When we consider that it is often the clash of these extreme narratives that leads to the catastrophe of terrorism, it would not be hyperbolic to say that Dr. Ramadan’s teachings have been amongst the most significant factors in remedying terrorist tendencies amongst young Muslims in the West.

There is no splitting of the psyche in Dr. Ramadan’s Islam, nor any violent turbulence, or cognitive dissonance; only harmony with ourselves, our societies, and the wider world.

As the years passed, he became the role model to many of us and a symbol of our dignity.

With the Islamic part of our identity being under consistent criticism and at times, debasement and humiliation, the role of Dr. Ramadan as an icon to many of us increased in importance.

At a time when the newspapers were consistently disparaging Islam, he represented us on the biggest arenas, going toe-to-toe with the Sarkozys’, the Hitchens’, and the Dawkins’.

He helped us remember that “Arabness” and Islam are beautiful, something we often forgot under the deluge of negative press being directed towards us.

By first attending one summer school and subsequently being taught a module on Islamic philosophy and theology by him, I was able to experience Dr Ramadan as a teacher.

He consistently challenged us, humored us, and in moments of brilliance, inspired us.

All of the settings in which I saw him were mixed (in terms of gender).

Not only did I never see anything untoward, I never so much as sensed a teaching, a principle or an attitude akin to “either you’re veiled or you are raped”. The disrespect, misogyny, small-mindedness, and aggression, that is embodied in such an attitude could simply not be further from the teachings or the man that I know.

Where I do encounter manifestations of this attitude often is amongst the derogatory orientalist projections put upon us.

Within his teachings and his example, I only found compassion, courtesy, and respect for those around him.

We had the pleasure of hosting Tariq Ramadan for a fundraiser shortly before this issue exploded.

I want to finish this by noting 3 of the things that struck me about what he had to tell us that evening.

Firstly, his fatherly scolding of us for looking at the world in terms of two groups: Muslims and “non-Muslims”. He emphasized that this was reductionist and unnecessarily divisive.

He also called on us to address the arrogance behind labelling others against a significant aspect of yourself or your “in-group”.

Secondly, Tariq Ramadan put out a call for us to be more dynamic and developed than simply offering the Islamic prohibition of interest as a solution to the world’s financial crises.
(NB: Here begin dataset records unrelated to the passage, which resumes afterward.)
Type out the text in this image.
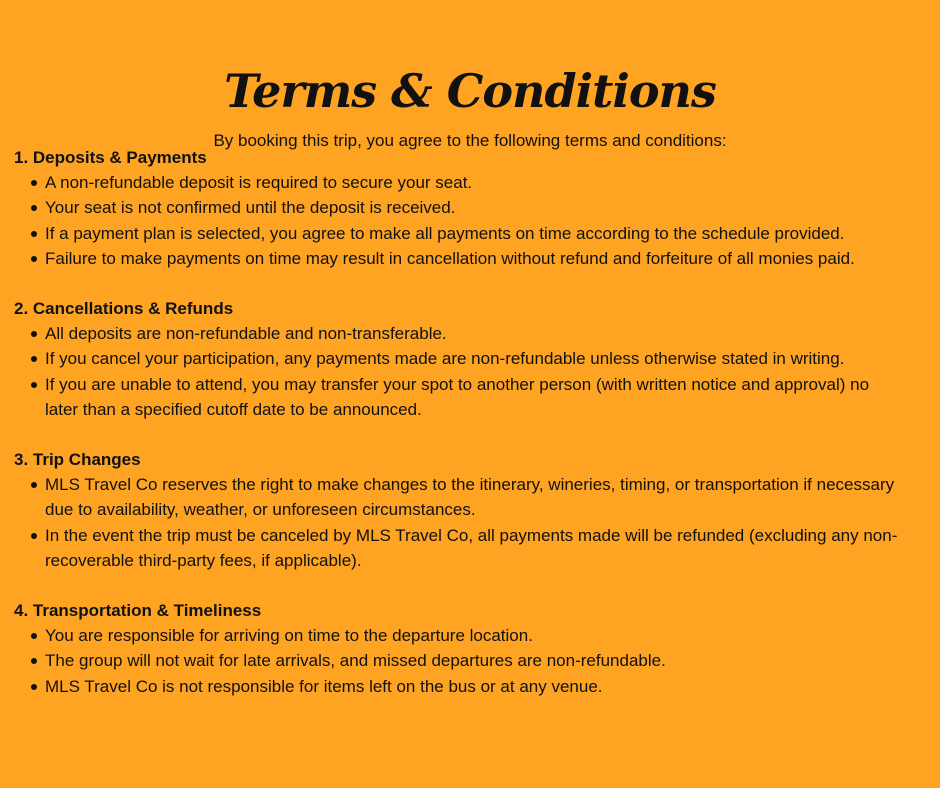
Terms & Conditions

By booking this trip, you agree to the following terms and conditions:

1. Deposits & Payments
A non-refundable deposit is required to secure your seat.
Your seat is not confirmed until the deposit is received.
If a payment plan is selected, you agree to make all payments on time according to the schedule provided.
Failure to make payments on time may result in cancellation without refund and forfeiture of all monies paid.
2. Cancellations & Refunds
All deposits are non-refundable and non-transferable.
If you cancel your participation, any payments made are non-refundable unless otherwise stated in writing.
If you are unable to attend, you may transfer your spot to another person (with written notice and approval) no later than a specified cutoff date to be announced.
3. Trip Changes
MLS Travel Co reserves the right to make changes to the itinerary, wineries, timing, or transportation if necessary due to availability, weather, or unforeseen circumstances.
In the event the trip must be canceled by MLS Travel Co, all payments made will be refunded (excluding any non-recoverable third-party fees, if applicable).
4. Transportation & Timeliness
You are responsible for arriving on time to the departure location.
The group will not wait for late arrivals, and missed departures are non-refundable.
MLS Travel Co is not responsible for items left on the bus or at any venue.
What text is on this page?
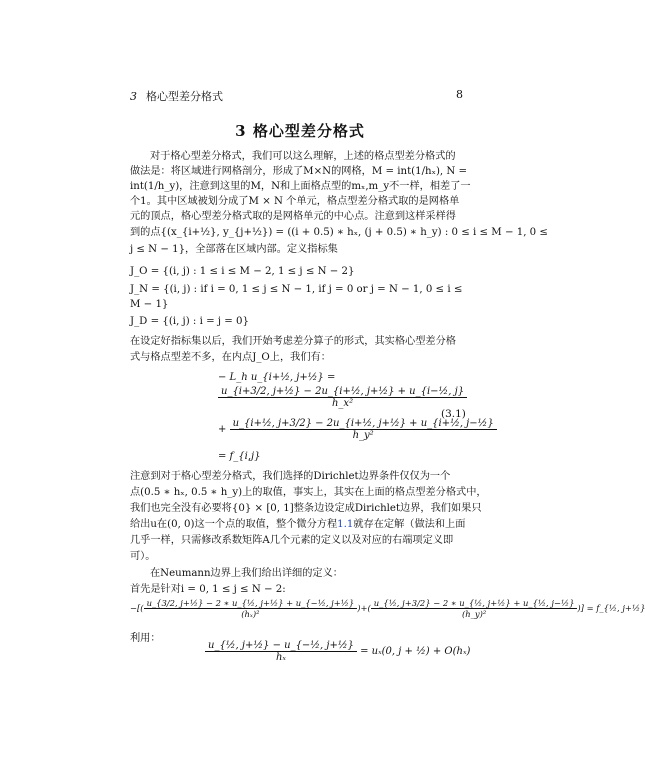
3 格心型差分格式	8
3 格心型差分格式
对于格心型差分格式，我们可以这么理解，上述的格点型差分格式的
做法是：将区域进行网格剖分，形成了M×N的网格，M = int(1/hₓ), N =
int(1/h_y)，注意到这里的M，N和上面格点型的mₓ,m_y不一样，相差了一
个1。其中区域被划分成了M × N 个单元，格点型差分格式取的是网格单
元的顶点，格心型差分格式取的是网格单元的中心点。注意到这样采样得
到的点{(x_{i+½}, y_{j+½}) = ((i + 0.5) ∗ hₓ, (j + 0.5) ∗ h_y) : 0 ≤ i ≤ M − 1, 0 ≤
j ≤ N − 1}，全部落在区域内部。定义指标集
J_O = {(i, j) : 1 ≤ i ≤ M − 2, 1 ≤ j ≤ N − 2}
J_N = {(i, j) : if i = 0, 1 ≤ j ≤ N − 1, if j = 0 or j = N − 1, 0 ≤ i ≤
M − 1}
J_D = {(i, j) : i = j = 0}
在设定好指标集以后，我们开始考虑差分算子的形式，其实格心型差分格
式与格点型差不多，在内点J_O上，我们有：
− L_h u_{i+½, j+½} =
$\frac{\text{u\_\{i+3/2, j+½\} − 2u\_\{i+½, j+½\} + u\_\{i−½, j\}}}{\text{h\_x²}}$
+ $\frac{\text{u\_\{i+½, j+3/2\} − 2u\_\{i+½, j+½\} + u\_\{i+½, j−½\}}}{\text{h\_y²}}$
= f_{i,j}
(3.1)
注意到对于格心型差分格式，我们选择的Dirichlet边界条件仅仅为一个
点(0.5 ∗ hₓ, 0.5 ∗ h_y)上的取值，事实上，其实在上面的格点型差分格式中，
我们也完全没有必要将{0} × [0, 1]整条边设定成Dirichlet边界，我们如果只
给出u在(0, 0)这一个点的取值，整个微分方程1.1就存在定解（做法和上面
几乎一样，只需修改系数矩阵A几个元素的定义以及对应的右端项定义即
可）。
在Neumann边界上我们给出详细的定义：
首先是针对i = 0, 1 ≤ j ≤ N − 2:
−[( $\frac{\text{u\_\{3/2, j+½\} − 2 ∗ u\_\{½, j+½\} + u\_\{−½, j+½\}}}{\text{(hₓ)²}}$ )+( $\frac{\text{u\_\{½, j+3/2\} − 2 ∗ u\_\{½, j+½\} + u\_\{½, j−½\}}}{\text{(h\_y)²}}$ )] = f_{½, j+½}
利用：
$\frac{\text{u\_\{½, j+½\} − u\_\{−½, j+½\}}}{\text{hₓ}} = u_x(0$, j + ½) + O(hₓ)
His belief in the value of Islam is ever-evident as are the  challenges to climb higher and not to settle with where we are now.

Lastly, Dr. Ramadan spoke about the importance of the Palestinian issue.
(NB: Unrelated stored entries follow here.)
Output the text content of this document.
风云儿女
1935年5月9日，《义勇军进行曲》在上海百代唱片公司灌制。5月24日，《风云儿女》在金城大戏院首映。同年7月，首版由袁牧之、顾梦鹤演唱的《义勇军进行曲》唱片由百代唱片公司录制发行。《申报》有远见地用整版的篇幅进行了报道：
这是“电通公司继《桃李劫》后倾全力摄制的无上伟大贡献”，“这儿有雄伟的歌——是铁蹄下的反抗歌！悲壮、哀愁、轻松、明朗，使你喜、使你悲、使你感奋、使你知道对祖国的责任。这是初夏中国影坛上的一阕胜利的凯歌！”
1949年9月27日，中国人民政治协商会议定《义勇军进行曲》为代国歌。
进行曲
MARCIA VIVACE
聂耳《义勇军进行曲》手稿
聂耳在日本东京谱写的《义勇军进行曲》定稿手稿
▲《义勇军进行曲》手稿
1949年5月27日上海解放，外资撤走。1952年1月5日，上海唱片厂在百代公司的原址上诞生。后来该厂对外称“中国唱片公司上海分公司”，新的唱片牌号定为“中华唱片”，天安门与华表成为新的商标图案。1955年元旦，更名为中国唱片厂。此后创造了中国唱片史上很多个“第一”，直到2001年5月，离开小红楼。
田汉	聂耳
Like many champions of social justice, he Ramadan is always reminding his listeners of the importance of causes of the oppressed.

What struck me that evening was a realization that I could not recall a time I heard the Tariq Ramadan speaking in public without mentioning the Palestinian cause.  

At a time when others are choosing to bypass this issue for the sake of convenience, or their own careers, Dr. Ramadan has been relentless in keeping this cause in mind, and in the minds of millions of his listeners.

Just as crucially, he does not come under the umbrella of those who speak up on Israeli oppression, while ignoring oppression that stems closer to “home”.

Tariq Ramadan’s criticism of Arab regimes earned him “persona non grata” status in different countries across the Middle East. This element of speaking truth to power, despite personal ramifications, is what earned him the love and respect of many.

In these 3 things:  the calls for universality, application of Islam in a dynamic way, and his ever-championing of the cause of the oppressed, I am also reminded of the regrettable fact that many consider Dr.  Ramadan an enemy to them and their machinations.

I have confidence that they will not be able to stifle this important voice.